Filer down - causing high machine loads on our spunky cluster.
Posted (May 12th, 2007 at 12:06 pm PST) by mirWe are currently working on our of our central filer machines that has gone down - unfortunately I do not have details currently on the exact cause but our admin team is trying to get it back up as quickly as possible as it causes rather severe issues on any machines that have that have data from that machine mounted. As soon as it is back up everything will return to normal so we’ll post again as soon as we have more detailed information (we are expecting no more than an hour and hopefully much less for this outage).
Update: the filer is back up and appears to be fine, we are making sure all machines mounting data from that filer are working properly again and everything should be back to normal within the next 5-10 minutes (only two servers appear to have been down completely from this but we’re rebooting other servers that had high loads as a result of the outage).
Update: It seems that one of the fibrechannel cards was misseated/crashed in the file server. After reseating everything and replacing out a couple of adapters the machine booted up. All in all none of the hardware wound up needing replacing, but the items showing the fault lights were not what was broken, as is sometimes the case! I am not certain where the “two” number came from, it was closer to 12-20 machines directly affected. We believe most of them to be back online now. Perhaps a typo along the chain of information!
37 Responses to “Filer down - causing high machine loads on our spunky cluster.”
How many day without down this year???
This should be preventable with a failover backup server. Is there a reason why something this important is not implemented?
How would I even know if I had stuff on spunky? I know what server my site lives on…but since things are down now (like they seem to be a few times every month….),
Well, if you have anything on the razzle ftp server, you are shot out of luck right now.
:
I’ve been wondering what’s been going on. I sent in a support ticket and never got a reply (it’s been almost an hour ;x)
I hope you guys fix it soon :>
I’m coming round to the idea of changing hosts. There seems to be a lot of regular downtime. I’m wondering how you can compare downtime between hosts. May look at Hostmonster - see how they do.

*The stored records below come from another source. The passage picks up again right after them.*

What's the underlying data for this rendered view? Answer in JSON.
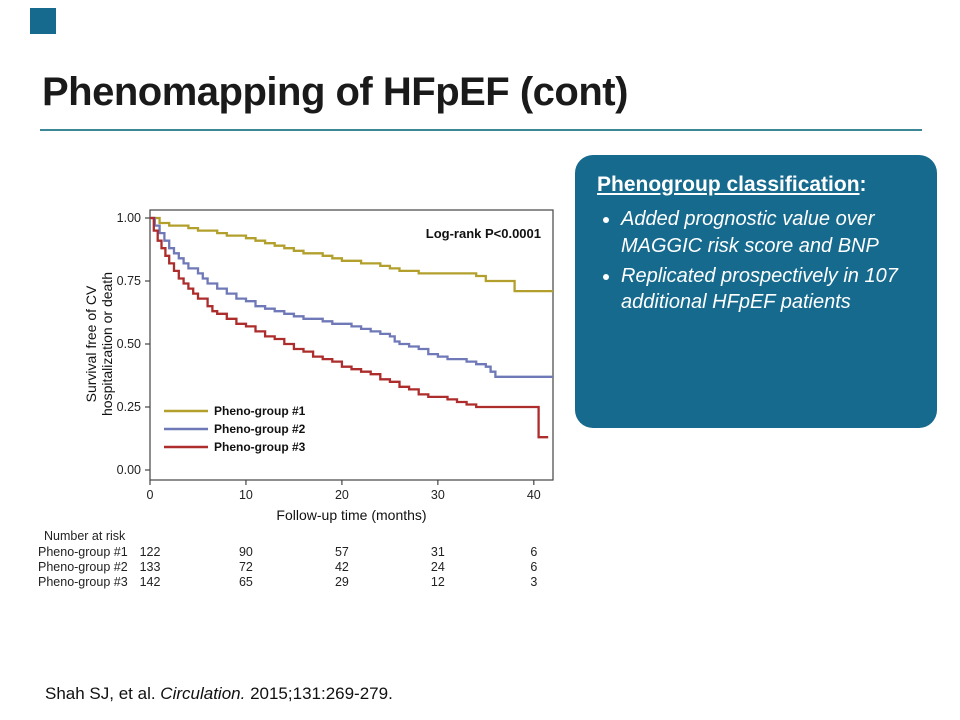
{
  "title": "Phenomapping of HFpEF (cont)",
  "colors": {
    "accent": "#156a8e",
    "rule": "#3c8796"
  },
  "box": {
    "heading": "Phenogroup classification",
    "heading_suffix": ":",
    "bullets": [
      "Added prognostic value over MAGGIC risk score and BNP",
      "Replicated prospectively in 107 additional HFpEF patients"
    ]
  },
  "citation": {
    "pre": "Shah SJ, et al. ",
    "journal": "Circulation.",
    "post": " 2015;131:269-279."
  },
  "chart_data": {
    "type": "line",
    "subtype": "kaplan-meier-step",
    "title": "",
    "annotation": "Log-rank P<0.0001",
    "xlabel": "Follow-up time (months)",
    "ylabel": "Survival free of CV hospitalization or death",
    "ylabel_lines": [
      "Survival free of CV",
      "hospitalization or death"
    ],
    "xlim": [
      0,
      42
    ],
    "ylim": [
      0,
      1.0
    ],
    "xticks": [
      0,
      10,
      20,
      30,
      40
    ],
    "yticks": [
      0.0,
      0.25,
      0.5,
      0.75,
      1.0
    ],
    "grid": false,
    "legend_position": "lower-left-inside",
    "series": [
      {
        "name": "Pheno-group #1",
        "color": "#b3a02c",
        "points": [
          [
            0,
            1.0
          ],
          [
            1,
            0.98
          ],
          [
            2,
            0.97
          ],
          [
            4,
            0.96
          ],
          [
            5,
            0.95
          ],
          [
            7,
            0.94
          ],
          [
            8,
            0.93
          ],
          [
            10,
            0.92
          ],
          [
            11,
            0.91
          ],
          [
            12,
            0.9
          ],
          [
            13,
            0.89
          ],
          [
            14,
            0.88
          ],
          [
            15,
            0.87
          ],
          [
            16,
            0.86
          ],
          [
            18,
            0.85
          ],
          [
            19,
            0.84
          ],
          [
            20,
            0.83
          ],
          [
            22,
            0.82
          ],
          [
            24,
            0.81
          ],
          [
            25,
            0.8
          ],
          [
            26,
            0.79
          ],
          [
            28,
            0.78
          ],
          [
            34,
            0.77
          ],
          [
            35,
            0.75
          ],
          [
            38,
            0.71
          ],
          [
            42,
            0.71
          ]
        ]
      },
      {
        "name": "Pheno-group #2",
        "color": "#6f79b8",
        "points": [
          [
            0,
            1.0
          ],
          [
            0.5,
            0.97
          ],
          [
            1,
            0.94
          ],
          [
            1.5,
            0.91
          ],
          [
            2,
            0.88
          ],
          [
            2.5,
            0.86
          ],
          [
            3,
            0.84
          ],
          [
            3.5,
            0.82
          ],
          [
            4,
            0.8
          ],
          [
            5,
            0.78
          ],
          [
            5.5,
            0.76
          ],
          [
            6,
            0.74
          ],
          [
            7,
            0.72
          ],
          [
            8,
            0.7
          ],
          [
            9,
            0.68
          ],
          [
            10,
            0.67
          ],
          [
            11,
            0.65
          ],
          [
            12,
            0.64
          ],
          [
            13,
            0.63
          ],
          [
            14,
            0.62
          ],
          [
            15,
            0.61
          ],
          [
            16,
            0.6
          ],
          [
            18,
            0.59
          ],
          [
            19,
            0.58
          ],
          [
            21,
            0.57
          ],
          [
            22,
            0.56
          ],
          [
            23,
            0.55
          ],
          [
            24,
            0.54
          ],
          [
            25,
            0.53
          ],
          [
            25.5,
            0.51
          ],
          [
            26,
            0.5
          ],
          [
            27,
            0.49
          ],
          [
            28,
            0.48
          ],
          [
            29,
            0.46
          ],
          [
            30,
            0.45
          ],
          [
            31,
            0.44
          ],
          [
            33,
            0.43
          ],
          [
            34,
            0.42
          ],
          [
            35,
            0.41
          ],
          [
            35.5,
            0.39
          ],
          [
            36,
            0.37
          ],
          [
            42,
            0.37
          ]
        ]
      },
      {
        "name": "Pheno-group #3",
        "color": "#ad2c2c",
        "points": [
          [
            0,
            1.0
          ],
          [
            0.4,
            0.95
          ],
          [
            0.8,
            0.91
          ],
          [
            1.2,
            0.88
          ],
          [
            1.6,
            0.85
          ],
          [
            2,
            0.82
          ],
          [
            2.5,
            0.79
          ],
          [
            3,
            0.76
          ],
          [
            3.5,
            0.74
          ],
          [
            4,
            0.72
          ],
          [
            4.5,
            0.7
          ],
          [
            5,
            0.68
          ],
          [
            6,
            0.65
          ],
          [
            6.5,
            0.63
          ],
          [
            7,
            0.62
          ],
          [
            8,
            0.6
          ],
          [
            9,
            0.58
          ],
          [
            10,
            0.57
          ],
          [
            11,
            0.55
          ],
          [
            12,
            0.53
          ],
          [
            13,
            0.52
          ],
          [
            14,
            0.5
          ],
          [
            15,
            0.48
          ],
          [
            16,
            0.47
          ],
          [
            17,
            0.45
          ],
          [
            18,
            0.44
          ],
          [
            19,
            0.43
          ],
          [
            20,
            0.41
          ],
          [
            21,
            0.4
          ],
          [
            22,
            0.39
          ],
          [
            23,
            0.38
          ],
          [
            24,
            0.36
          ],
          [
            25,
            0.35
          ],
          [
            26,
            0.33
          ],
          [
            27,
            0.32
          ],
          [
            28,
            0.3
          ],
          [
            29,
            0.29
          ],
          [
            31,
            0.28
          ],
          [
            32,
            0.27
          ],
          [
            33,
            0.26
          ],
          [
            34,
            0.25
          ],
          [
            40,
            0.25
          ],
          [
            40.5,
            0.13
          ],
          [
            41.5,
            0.13
          ]
        ]
      }
    ],
    "number_at_risk": {
      "label": "Number at risk",
      "time_points": [
        0,
        10,
        20,
        30,
        40
      ],
      "rows": [
        {
          "name": "Pheno-group #1",
          "values": [
            122,
            90,
            57,
            31,
            6
          ]
        },
        {
          "name": "Pheno-group #2",
          "values": [
            133,
            72,
            42,
            24,
            6
          ]
        },
        {
          "name": "Pheno-group #3",
          "values": [
            142,
            65,
            29,
            12,
            3
          ]
        }
      ]
    }
  }
}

spunky is my email server….why would that bring my sites to a dead stop???
Your email server represents the cluster you’re in. So, if you use spunky as your email server, that means you are in the spunky cluster.
@Lunesse
Your email server is also your file server
spunky is you cluster
i.e. i am on server razzle which is in the spunky cluster so my websites are down
^ Sorry for the dupe
Well, I had to freeze my Google AdWords campaign since all my sites are down (again). I’m on hoover, so I don’t understand why this affects my sites… that said, I’m fed up with the downtime and going to start researching other webhosts.
thanks guys! GRRR! My client has a knack for seeing this when it happens, and it’s a very busy musician site. *sigh*
This happens a LOT.
Will this outage affect a Database in a sever within the cluster?
I’m guessing this is what’s causing those Internal Server Error stuff for all of my sites as well. I’m on Web Server Razzle too.. so yep.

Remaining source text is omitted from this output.